Paradójica situación. Europa vuelve a estar seriamente amenazada por los "absurdos" que marcaron la mayor parte de su pasado reciente: nacionalismos de Estado y de minorías, populismos de pelaje diverso, revanchismos abiertos o enmascarados entre Estados y entre grupos étnicos, religiosos o culturales --sin olvidar las agresiones del terrorismo yihadista y el renovado expansionismo ruso--, y, sin embargo, la “paz duradera” que disfrutamos en Europa --logro cercano a la “paz perpetua” teorizada por Immanuel Kant--, no aparece ensalzada como la razón principal que hoy sigue justificado la existencia de la Unión Europea y la contención de los “absurdos”.

Todo ha sido posible, las fronteras abiertas, la prosperidad económica --ciertamente relativa para las capas desfavorecidas de la sociedad, pero amplia en términos generales--, la construcción bendita que llamamos Estado del bienestar con sus pilares fundamentales de la educación y la sanidad, el intercambio cultural continuo entre las distintas sociedades, el turismo de masas, denostado por algunos pero enormemente positivo por lo que comporta de desmitificación de los países visitados, todo, gracias a la pacificación interna e internacional llevada a cabo en Europa en las últimas décadas; la pax europea, en definitiva.

Las dos grandes guerras civiles europeas no terminaron en 1918 y en 1945, continuaron años después con terribles ajustes de cuentas, limpiezas étnicas, deportaciones en masa, violaciones, masacres, devastaciones, hambrunas... La de 1918 enlazó a través del fascismo, cóctel explosivo de nacionalismo y populismo, con 1939 (con 1936 para los españoles) y la posguerra de 1945 se prolongó hasta bien entrada la década de los cincuenta. Continente salvaje, de Keith Lowe (Galaxia Gutenberg, 2015), debería figurar como libro de lectura en todos los colegios de Europa.

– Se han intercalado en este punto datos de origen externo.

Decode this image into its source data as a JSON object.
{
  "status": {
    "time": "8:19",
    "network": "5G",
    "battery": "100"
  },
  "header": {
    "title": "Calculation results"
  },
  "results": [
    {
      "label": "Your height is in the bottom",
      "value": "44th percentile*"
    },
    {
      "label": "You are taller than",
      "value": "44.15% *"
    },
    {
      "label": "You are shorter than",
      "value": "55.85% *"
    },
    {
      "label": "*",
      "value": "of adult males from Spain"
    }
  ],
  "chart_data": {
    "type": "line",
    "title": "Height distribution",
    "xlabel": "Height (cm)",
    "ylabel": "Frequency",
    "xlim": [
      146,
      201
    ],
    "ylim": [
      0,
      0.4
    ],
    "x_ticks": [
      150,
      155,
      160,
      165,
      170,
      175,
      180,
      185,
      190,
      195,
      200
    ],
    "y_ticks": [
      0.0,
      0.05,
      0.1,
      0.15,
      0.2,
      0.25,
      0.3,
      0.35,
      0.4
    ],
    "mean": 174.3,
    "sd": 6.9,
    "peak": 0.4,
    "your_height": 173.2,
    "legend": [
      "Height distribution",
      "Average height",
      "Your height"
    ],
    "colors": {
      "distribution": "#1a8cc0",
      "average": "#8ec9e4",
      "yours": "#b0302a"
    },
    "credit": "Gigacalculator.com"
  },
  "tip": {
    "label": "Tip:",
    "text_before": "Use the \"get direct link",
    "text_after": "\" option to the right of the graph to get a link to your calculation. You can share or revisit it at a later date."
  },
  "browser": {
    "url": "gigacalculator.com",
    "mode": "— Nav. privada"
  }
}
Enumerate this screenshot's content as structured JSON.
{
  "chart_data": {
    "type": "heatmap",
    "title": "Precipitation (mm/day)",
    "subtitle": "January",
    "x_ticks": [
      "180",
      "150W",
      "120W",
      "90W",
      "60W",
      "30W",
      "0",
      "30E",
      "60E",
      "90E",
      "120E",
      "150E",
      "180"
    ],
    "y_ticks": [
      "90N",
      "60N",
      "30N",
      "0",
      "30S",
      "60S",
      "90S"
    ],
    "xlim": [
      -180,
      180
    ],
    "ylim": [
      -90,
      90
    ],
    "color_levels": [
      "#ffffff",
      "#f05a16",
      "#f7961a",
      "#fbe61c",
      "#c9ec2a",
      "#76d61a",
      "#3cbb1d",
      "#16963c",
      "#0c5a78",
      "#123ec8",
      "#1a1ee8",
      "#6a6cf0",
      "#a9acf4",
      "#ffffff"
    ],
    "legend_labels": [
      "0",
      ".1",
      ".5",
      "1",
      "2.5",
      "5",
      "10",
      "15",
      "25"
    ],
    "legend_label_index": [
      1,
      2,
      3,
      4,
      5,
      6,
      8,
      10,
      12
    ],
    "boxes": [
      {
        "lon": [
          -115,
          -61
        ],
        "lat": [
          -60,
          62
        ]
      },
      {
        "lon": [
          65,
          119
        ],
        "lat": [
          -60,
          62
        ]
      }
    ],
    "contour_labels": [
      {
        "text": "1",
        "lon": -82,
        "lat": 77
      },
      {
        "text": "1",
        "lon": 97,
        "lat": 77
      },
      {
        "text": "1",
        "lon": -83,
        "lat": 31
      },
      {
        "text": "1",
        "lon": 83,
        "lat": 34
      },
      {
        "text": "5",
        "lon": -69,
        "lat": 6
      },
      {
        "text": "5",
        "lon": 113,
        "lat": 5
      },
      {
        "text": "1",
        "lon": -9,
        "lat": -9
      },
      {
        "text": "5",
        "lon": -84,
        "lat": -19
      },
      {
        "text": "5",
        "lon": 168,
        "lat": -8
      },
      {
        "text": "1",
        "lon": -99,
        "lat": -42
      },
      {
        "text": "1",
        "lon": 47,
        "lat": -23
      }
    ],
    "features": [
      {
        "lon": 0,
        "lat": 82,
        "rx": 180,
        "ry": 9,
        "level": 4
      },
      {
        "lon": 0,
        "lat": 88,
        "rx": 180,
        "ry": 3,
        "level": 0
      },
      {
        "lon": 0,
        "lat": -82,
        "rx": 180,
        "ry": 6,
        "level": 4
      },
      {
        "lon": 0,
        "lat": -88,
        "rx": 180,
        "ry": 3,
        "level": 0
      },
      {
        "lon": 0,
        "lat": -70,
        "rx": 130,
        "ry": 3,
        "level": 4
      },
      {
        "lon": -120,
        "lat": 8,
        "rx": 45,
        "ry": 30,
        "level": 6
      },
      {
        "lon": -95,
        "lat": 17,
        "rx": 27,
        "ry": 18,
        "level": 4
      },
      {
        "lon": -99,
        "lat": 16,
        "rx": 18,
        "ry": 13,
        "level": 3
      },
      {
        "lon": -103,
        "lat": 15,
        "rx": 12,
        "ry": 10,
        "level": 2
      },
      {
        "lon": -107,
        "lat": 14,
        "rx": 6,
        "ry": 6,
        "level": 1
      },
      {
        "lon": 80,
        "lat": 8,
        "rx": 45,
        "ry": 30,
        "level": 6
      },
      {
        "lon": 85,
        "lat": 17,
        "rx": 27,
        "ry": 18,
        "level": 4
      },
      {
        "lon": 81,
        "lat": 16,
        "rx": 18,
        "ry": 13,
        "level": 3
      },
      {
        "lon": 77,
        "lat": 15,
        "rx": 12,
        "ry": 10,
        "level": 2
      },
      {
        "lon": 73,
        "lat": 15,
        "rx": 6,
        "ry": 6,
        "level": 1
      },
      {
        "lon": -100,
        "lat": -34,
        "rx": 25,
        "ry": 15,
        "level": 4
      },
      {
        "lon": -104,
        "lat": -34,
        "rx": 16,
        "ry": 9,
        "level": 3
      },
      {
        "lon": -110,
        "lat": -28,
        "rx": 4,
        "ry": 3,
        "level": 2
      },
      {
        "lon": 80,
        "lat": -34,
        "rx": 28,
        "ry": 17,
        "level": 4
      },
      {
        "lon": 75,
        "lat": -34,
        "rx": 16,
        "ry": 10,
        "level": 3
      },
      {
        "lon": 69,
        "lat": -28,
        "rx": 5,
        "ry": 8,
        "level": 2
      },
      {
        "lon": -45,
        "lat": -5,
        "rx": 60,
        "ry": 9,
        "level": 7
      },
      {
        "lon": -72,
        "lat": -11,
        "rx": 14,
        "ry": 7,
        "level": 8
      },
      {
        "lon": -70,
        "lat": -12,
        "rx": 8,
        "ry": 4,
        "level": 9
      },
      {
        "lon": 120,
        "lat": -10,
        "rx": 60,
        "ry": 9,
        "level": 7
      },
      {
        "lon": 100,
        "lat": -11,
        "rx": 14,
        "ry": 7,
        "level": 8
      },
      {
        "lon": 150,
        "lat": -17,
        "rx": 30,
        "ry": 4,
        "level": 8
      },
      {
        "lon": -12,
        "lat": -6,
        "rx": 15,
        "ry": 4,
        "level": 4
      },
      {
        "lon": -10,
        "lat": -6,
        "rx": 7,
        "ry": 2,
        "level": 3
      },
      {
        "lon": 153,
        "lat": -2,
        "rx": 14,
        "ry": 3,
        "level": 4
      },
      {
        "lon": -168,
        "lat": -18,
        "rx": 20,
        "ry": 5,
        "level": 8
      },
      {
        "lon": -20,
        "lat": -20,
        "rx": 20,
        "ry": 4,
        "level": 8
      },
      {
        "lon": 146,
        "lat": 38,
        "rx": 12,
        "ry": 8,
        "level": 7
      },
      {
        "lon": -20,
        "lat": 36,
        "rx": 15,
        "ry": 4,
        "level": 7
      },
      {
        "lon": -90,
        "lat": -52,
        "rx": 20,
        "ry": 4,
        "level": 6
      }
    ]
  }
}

Pasar de aquel continente salvaje al continente afortunado que Europa es hoy requirió un esfuerzo titánico en la construcción de la paz en un contexto sin instituciones ni leyes, con odios y venganzas despiadadas. Lo peor imaginable estaba al orden del día. La vida no valía nada. La generación que se salvó de la guerra quedó diezmada en la posguerra.

Pero también hubo piedad, generosidad, esperanza, y esos valores positivos del alma humana permitieron ir construyendo la paz y la reconciliación. En nuestro mundo apegado a las imágenes, tres momentos cumbre de la reconciliación merecieron una instantánea de honor: la genuflexión de Willy Brandt el 7 de diciembre de 1970 en Varsovia ante el monumento conmemorativo del levantamiento del gueto judío; el sostenido apretón de manos de François Mitterrand y Helmut Kohl el 22 de septiembre de 1984 ante el catafalco instalado en la entrada al osario de Douaumont, y el Muro de Berlín arracimado en lo alto de jóvenes de uno y otro lado el 10 de noviembre de 1989.

Es un grave error privar a las nuevas generaciones del conocimiento y la reflexión sobre el valor de la paz. La aprecian como un bien adquirido, engañoso en su solidez porque difícilmente se romperá la paz en Europa a la manera clásica con enfrentamientos entre ejércitos, aunque ni lejos ni ajenas a los “absurdos” quedan las guerras balcánicas de los años noventa del siglo pasado. Pero la paz no es solo ausencia de guerra. Hoy en Europa sabemos que la paz es un delicado equilibrio de elementos indisociables de estabilidad, suficiencia económica, cohesión social, legalidad, democracia, respeto de las minorías... Si se pierde un elemento, caen los restantes.

La paz no es algo que se consigue de una vez para siempre. Hay que construirla cada día. No hay peligros menores para la paz. Hemos de oponernos con la mayor firmeza incluso a los absurdos más ridículos, más pretendidamente democráticos, más aparentemente inofensivos (“seremos amigos de todo el mundo”), como los que padecemos en Cataluña. Incluso esos absurdos llevan suficiente carga explosiva para dinamitar la paz aquí y por contagio en otras partes de Europa.